The 2023 Interconnected Disaster Risks report proposes a new framework to classify and discuss the effectiveness of solutions that can help us avoid or address risk tipping points. Broadly, solutions fall into two main categories: Avoid solutions target risk drivers and root causes to avoid crossing risk tipping points altogether. Meanwhile, Adapt solutions help us better address the negative impacts in case they cannot be avoided, and seek to better position society to live with resulting system changes.

Within each category, there are two options for actions: Delay actions work within the existing ‘business as usual’ system and seek to slow down the progression towards risk tipping points or possible worst impacts. Transform actions involve a fundamental re-imagining of the system itself.

The resulting framework has 4 categories:

  1.  Avoid-Delay
  2.  Avoid-Transform
  3. Adapt-Delay
  4. Adapt-Transform

Understanding which of the four categories a solution falls into helps to assess what kind of outcomes it can produce and which trade-offs it may have. For example, in the case of the “Unbearable heat” tipping point, there are weather stations that have already recorded temperatures beyond the tipping point at which human survival is threatened. If this threshold is crossed for more than six hours, a person’s body will be unable to cool itself down and may experience organ failure and brain damage. Human-induced climate change causes a global rise in temperatures, leading to more frequent and intense heatwaves with severe impacts, so an Avoid-Transform solution would be one that transforms our society in such a way that we achieve strong and sustained reductions in emissions of greenhouse gases to halt climate change. This involves a societal change towards low-carbon ways of living, so that these tipping points can be avoided. Meanwhile, an Adapt-Delay solution would be one where we install air conditioners in all buildings in hot climates. This will delay the moment of reaching the risk tipping point for people living in these environments, but it will not prevent us from reaching the risk tipping point eventually. If the air conditioners are powered with fossil fuels, it would contribute to further global warming.
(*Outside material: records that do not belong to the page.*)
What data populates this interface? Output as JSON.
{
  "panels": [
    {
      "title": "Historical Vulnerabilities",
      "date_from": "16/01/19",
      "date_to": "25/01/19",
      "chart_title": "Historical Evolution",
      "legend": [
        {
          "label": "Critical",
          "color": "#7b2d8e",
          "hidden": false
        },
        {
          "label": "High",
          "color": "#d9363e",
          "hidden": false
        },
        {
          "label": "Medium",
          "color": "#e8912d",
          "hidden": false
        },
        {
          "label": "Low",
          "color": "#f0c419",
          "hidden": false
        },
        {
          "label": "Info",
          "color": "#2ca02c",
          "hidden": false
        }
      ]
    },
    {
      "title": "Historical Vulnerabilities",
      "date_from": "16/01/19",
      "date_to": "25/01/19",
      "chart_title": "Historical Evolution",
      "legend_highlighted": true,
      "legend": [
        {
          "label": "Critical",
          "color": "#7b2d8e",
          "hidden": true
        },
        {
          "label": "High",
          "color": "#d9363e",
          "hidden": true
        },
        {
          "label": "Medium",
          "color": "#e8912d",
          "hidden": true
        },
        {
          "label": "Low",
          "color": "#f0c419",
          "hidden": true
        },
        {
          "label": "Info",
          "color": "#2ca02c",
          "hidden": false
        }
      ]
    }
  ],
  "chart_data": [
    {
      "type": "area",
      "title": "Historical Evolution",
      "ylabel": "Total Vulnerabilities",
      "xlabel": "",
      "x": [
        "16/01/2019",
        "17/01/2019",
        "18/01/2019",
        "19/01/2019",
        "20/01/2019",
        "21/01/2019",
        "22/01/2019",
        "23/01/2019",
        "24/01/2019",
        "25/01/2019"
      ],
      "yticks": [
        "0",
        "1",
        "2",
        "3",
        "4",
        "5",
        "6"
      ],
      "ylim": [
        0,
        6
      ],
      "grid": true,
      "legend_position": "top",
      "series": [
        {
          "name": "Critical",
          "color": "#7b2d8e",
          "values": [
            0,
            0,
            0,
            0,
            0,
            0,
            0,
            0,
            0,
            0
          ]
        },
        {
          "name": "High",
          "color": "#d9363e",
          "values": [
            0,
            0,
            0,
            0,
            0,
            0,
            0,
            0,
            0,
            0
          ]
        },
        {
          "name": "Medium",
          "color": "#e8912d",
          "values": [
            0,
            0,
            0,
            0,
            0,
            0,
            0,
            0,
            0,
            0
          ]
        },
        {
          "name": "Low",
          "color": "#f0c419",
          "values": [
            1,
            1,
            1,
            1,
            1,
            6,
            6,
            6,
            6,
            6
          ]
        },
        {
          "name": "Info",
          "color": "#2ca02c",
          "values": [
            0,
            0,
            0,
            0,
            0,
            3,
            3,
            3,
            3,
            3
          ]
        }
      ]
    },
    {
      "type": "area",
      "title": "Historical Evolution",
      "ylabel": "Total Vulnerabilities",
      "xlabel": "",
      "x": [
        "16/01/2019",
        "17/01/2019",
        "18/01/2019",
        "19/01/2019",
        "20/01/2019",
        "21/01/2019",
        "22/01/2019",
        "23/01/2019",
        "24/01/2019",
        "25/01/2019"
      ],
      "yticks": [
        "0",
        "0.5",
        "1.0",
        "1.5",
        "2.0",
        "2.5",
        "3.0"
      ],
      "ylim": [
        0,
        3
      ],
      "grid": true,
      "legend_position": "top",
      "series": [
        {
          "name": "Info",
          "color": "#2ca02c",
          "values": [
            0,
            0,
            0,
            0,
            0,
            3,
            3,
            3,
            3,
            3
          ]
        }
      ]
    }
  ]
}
“In our interconnected world, we can all make changes and inspire others towards transforming the way we use our systems to reduce risk,” encourages Caitlyn Eberle, another lead author of the report and senior researcher at UNU-EHS. The report highlights five transformational changes needed to reduce risk in our interconnected systems, such as a shift towards zero waste, a closer connection to nature, global cooperation and trust, consideration for future generations, and shifting to an economic model that is less focused on growth and more on human well-being within planetary boundaries. “Contributing to either a future of increasing risks or a future of sustainability and resilience comes down to our choices and the actions that follow. The choice is ours, and we can act now to create the future we want.”